2 Haziran 2009 Salı

Türkiye'de bir ilk!

Pazarda ilk olmak büyük bir avantajdır.

Her girişimci, pazarda ilk olmak ister.
Her çalışan, ilk kez uygulanacak bir projede yer almak ister.
Her marka yöneticisi, yeni ürününün üzerine "Türkiye'de ilk!" yazdırır.

Herkes "ilk"leriyle övünür, ancak bu genellikle pek az insanın umurundadır.

Evet, pazarda ilk olmak büyük bir avantajdır. Ancak, bu sadece bir avantajdır.
İyi değerlendirilemeyen avantaj kimseye yaramaz.

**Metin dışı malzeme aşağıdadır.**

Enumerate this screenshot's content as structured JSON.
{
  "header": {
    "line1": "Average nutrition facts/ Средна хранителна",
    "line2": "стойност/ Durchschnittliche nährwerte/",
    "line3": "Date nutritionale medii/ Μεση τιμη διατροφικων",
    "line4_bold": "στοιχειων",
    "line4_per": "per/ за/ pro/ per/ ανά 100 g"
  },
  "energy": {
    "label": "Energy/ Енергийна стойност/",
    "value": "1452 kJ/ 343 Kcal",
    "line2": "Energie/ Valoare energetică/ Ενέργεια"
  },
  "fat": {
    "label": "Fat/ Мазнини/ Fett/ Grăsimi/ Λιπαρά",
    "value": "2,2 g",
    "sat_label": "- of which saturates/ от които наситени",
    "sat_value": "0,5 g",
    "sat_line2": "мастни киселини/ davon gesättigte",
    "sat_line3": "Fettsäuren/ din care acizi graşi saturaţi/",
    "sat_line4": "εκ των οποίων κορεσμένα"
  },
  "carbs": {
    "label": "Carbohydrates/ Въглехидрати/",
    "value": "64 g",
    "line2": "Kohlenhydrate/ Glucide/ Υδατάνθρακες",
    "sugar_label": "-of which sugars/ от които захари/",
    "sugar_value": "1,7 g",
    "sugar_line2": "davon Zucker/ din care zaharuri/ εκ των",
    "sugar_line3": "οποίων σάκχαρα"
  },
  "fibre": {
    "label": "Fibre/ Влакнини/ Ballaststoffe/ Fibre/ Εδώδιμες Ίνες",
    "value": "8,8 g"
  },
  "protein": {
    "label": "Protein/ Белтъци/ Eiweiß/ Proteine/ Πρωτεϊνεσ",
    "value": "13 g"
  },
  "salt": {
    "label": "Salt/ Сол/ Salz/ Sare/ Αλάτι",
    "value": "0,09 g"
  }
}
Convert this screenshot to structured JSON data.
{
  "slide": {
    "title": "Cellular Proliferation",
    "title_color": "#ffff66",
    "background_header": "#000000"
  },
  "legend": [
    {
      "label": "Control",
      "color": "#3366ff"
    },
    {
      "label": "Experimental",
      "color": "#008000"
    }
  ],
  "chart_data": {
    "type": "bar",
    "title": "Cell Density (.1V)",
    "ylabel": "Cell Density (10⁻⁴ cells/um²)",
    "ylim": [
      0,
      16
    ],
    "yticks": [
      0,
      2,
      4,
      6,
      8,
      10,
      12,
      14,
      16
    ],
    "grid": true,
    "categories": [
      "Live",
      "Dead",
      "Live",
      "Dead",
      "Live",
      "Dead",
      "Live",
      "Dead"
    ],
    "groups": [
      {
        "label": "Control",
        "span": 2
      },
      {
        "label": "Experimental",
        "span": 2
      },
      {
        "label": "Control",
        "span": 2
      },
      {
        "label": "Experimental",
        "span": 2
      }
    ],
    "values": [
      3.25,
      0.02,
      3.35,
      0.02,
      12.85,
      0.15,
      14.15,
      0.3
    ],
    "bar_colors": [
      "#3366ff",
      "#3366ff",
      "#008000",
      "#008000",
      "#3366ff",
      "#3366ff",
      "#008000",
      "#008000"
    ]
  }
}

Google ilk değildi, buna ihtiyacı yoktu. İnsanlar için önemli olan en doğru sonuçlardı.
Domino's Pizza ilk değildi, buna ihtiyacı yoktu. İnsanlar için önemli olan lezzet ve bu lezzetin 30 dakikada onlara ulaşabilmesiydi.
Bir sürü yeni ajans kuruluyor, büyüyorlar, ses getirecek işler yapıyorlar. Bunlar da hiç bir zaman ilk olamadılar. Markalar için önemli olan kriter, güzel sonuçlar almak oldu.

Başarıya götüren faktör ilk olmak değil, paydaşlarınıza faydalı uygulamalar yaratmaktır.

İnsanlar için vaatleri, sonuçları ve kazanımlarınızı dinlemek, "İlk X projesini ben yaptım", "Türkiye'nin ilk X şirketiyiz", ya da "Dünyada ilk kez bu ürün bizde" gibi söylemlerden daha önemlidir.


Amerika'yı yeniden keşfetmeye gerek yok.